Dès qu’il s’agit de faire des exercices d’application de technique, les élèves français sont bons, mais lorsqu’il faut réinvestir ces techniques dans un travail qui n’en est pas l’exacte reproduction, ils sont médiocres. Plus concrètement encore, l’élève français a des faiblesses dans la résolution des problèmes. Et plus les problèmes sortent des sentiers battus, moins il est bon. Pour la langue, il est bien meilleur dans la réponse à des questions fermées ou à réponse courte que dans la rédaction libre, et dès qu’il s’agit de développer son imagination. Les orientations proposées aujourd’hui vont renforcer ces tendances et non les contrebalancer. Quant à la lutte contre l’échec scolaire, il est tout aussi facile de voir qu’étant donné les connaissances demandées et le degré d’abstraction qu’elles supposent, les élèves faibles et non soutenus par leur famille ne pourront pas suivre et seront rapidement noyés, en dépit des heures de soutien.

 

Ces programmes se glorifient d’être lisibles pour tous, ils sont surtout profondément ennuyeux et sans imagination. Leur résultat le plus certain sera de dégoûter rapidement les enfants curieux et ayant envie de connaître.

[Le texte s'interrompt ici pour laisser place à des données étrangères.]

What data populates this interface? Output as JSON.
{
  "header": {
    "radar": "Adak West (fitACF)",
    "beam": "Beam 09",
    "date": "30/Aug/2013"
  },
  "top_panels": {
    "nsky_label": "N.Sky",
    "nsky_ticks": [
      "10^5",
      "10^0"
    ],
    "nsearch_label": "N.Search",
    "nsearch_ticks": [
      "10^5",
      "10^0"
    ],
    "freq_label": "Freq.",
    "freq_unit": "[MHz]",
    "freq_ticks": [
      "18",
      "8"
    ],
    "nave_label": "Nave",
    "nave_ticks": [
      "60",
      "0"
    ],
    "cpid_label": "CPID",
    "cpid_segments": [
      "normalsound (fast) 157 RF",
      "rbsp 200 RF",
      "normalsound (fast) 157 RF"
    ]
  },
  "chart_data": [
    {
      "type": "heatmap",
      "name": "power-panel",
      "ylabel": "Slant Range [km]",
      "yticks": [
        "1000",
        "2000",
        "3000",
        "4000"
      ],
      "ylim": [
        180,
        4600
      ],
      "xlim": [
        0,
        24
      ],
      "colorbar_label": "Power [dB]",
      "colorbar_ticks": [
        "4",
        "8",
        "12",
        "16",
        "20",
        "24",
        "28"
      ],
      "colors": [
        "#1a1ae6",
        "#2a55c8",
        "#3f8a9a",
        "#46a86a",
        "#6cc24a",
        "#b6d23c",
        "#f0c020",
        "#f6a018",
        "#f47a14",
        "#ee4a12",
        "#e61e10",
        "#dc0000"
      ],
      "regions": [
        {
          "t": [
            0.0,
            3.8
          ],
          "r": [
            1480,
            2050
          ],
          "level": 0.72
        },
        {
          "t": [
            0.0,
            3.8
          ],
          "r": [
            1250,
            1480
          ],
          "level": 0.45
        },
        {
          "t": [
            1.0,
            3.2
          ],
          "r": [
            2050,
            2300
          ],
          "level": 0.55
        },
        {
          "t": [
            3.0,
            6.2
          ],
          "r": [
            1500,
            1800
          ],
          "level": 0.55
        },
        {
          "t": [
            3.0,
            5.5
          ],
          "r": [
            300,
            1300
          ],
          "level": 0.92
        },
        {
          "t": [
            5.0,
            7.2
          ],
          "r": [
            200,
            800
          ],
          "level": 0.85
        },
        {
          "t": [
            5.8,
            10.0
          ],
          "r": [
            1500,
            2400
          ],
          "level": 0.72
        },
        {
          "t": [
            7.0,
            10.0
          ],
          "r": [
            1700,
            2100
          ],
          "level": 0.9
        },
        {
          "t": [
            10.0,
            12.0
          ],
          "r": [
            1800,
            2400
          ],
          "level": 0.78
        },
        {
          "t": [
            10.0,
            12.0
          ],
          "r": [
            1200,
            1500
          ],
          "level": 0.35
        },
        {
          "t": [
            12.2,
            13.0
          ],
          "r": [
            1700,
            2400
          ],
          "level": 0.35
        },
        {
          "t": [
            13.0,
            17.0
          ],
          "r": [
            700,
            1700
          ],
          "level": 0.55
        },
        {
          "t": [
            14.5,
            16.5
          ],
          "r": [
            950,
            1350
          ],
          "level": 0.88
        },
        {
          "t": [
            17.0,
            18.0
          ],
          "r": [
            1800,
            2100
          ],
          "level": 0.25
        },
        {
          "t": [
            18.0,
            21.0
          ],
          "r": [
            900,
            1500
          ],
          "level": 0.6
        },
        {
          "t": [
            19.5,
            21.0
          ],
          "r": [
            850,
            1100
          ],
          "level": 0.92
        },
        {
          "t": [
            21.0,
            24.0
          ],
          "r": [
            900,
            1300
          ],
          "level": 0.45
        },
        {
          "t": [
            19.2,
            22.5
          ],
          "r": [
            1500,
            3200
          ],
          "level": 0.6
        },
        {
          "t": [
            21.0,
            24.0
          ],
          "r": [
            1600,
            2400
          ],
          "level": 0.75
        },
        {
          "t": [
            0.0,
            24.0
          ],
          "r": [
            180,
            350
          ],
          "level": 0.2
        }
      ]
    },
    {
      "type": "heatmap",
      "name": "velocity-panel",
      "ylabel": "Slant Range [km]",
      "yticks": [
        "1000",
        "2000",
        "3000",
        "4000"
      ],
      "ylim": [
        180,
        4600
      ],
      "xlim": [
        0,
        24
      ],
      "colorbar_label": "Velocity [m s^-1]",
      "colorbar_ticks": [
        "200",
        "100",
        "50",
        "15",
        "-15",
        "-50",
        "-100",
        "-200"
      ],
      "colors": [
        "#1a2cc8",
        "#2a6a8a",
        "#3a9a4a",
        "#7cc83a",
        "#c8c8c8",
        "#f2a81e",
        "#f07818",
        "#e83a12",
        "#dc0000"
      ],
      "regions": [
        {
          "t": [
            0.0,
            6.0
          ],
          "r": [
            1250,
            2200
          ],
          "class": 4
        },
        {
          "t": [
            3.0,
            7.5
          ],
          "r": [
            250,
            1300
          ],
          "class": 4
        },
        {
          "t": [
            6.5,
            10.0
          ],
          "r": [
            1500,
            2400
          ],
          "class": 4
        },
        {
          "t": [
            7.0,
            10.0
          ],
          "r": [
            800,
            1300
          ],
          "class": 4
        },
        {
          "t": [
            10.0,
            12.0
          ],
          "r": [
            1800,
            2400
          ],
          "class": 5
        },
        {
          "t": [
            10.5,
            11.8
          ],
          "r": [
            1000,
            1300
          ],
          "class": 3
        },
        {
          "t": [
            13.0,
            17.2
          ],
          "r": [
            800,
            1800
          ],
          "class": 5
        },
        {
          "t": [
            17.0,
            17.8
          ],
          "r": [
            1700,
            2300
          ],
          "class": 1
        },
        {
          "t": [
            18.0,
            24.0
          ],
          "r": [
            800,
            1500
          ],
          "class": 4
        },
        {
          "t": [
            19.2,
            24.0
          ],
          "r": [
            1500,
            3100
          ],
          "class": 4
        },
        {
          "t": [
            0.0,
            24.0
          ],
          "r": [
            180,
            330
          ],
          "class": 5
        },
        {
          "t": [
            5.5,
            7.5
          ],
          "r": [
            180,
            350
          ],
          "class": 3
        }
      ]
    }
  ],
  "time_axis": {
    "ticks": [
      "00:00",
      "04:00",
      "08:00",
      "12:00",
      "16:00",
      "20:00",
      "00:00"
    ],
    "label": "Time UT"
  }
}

Reviens Jules Ferry, ils sont devenus fous !


Les rédacteurs de ces propositions de programme pensent être fidèles à Jules Ferry. Ils lui empruntent même quelques-unes des formules du programme d’instruction civique et morale de 1882 que le ministre a signé. Ils ont visiblement oublié de lire les recommandations sur la méthode à suivre qui «ne peut consister ni dans une suite de procédés mécaniques, ni dans le seul apprentissage de ces premiers instruments de communication, la lecture, l’écriture, le calcul ni dans une froide succession de leçons…». Et le texte se poursuivait : «La seule méthode qui convienne à l’enseignement primaire est celle qui fait intervenir tour à tour le maître et les élèves, qui entretient pour ainsi dire entre eux et lui un continuel échange d’idées sous des formes variées et ingénieusement graduées.»


Chacun mesurera les risques encourus : le creusement des écarts socioculturels et tout autant l’impréparation de la moyenne des élèves à une scolarité longue et au monde complexe du XXIe siècle. Souhaitons que le ministre réponde aux demandes répétées de moratoire, pour mettre au point une évolution raisonnable et normale des programmes.

 

(Historien, ancien recteur, Philippe Joutard a présidé le groupe d’experts pour les programmes de l’école primaire mis en application en 2002)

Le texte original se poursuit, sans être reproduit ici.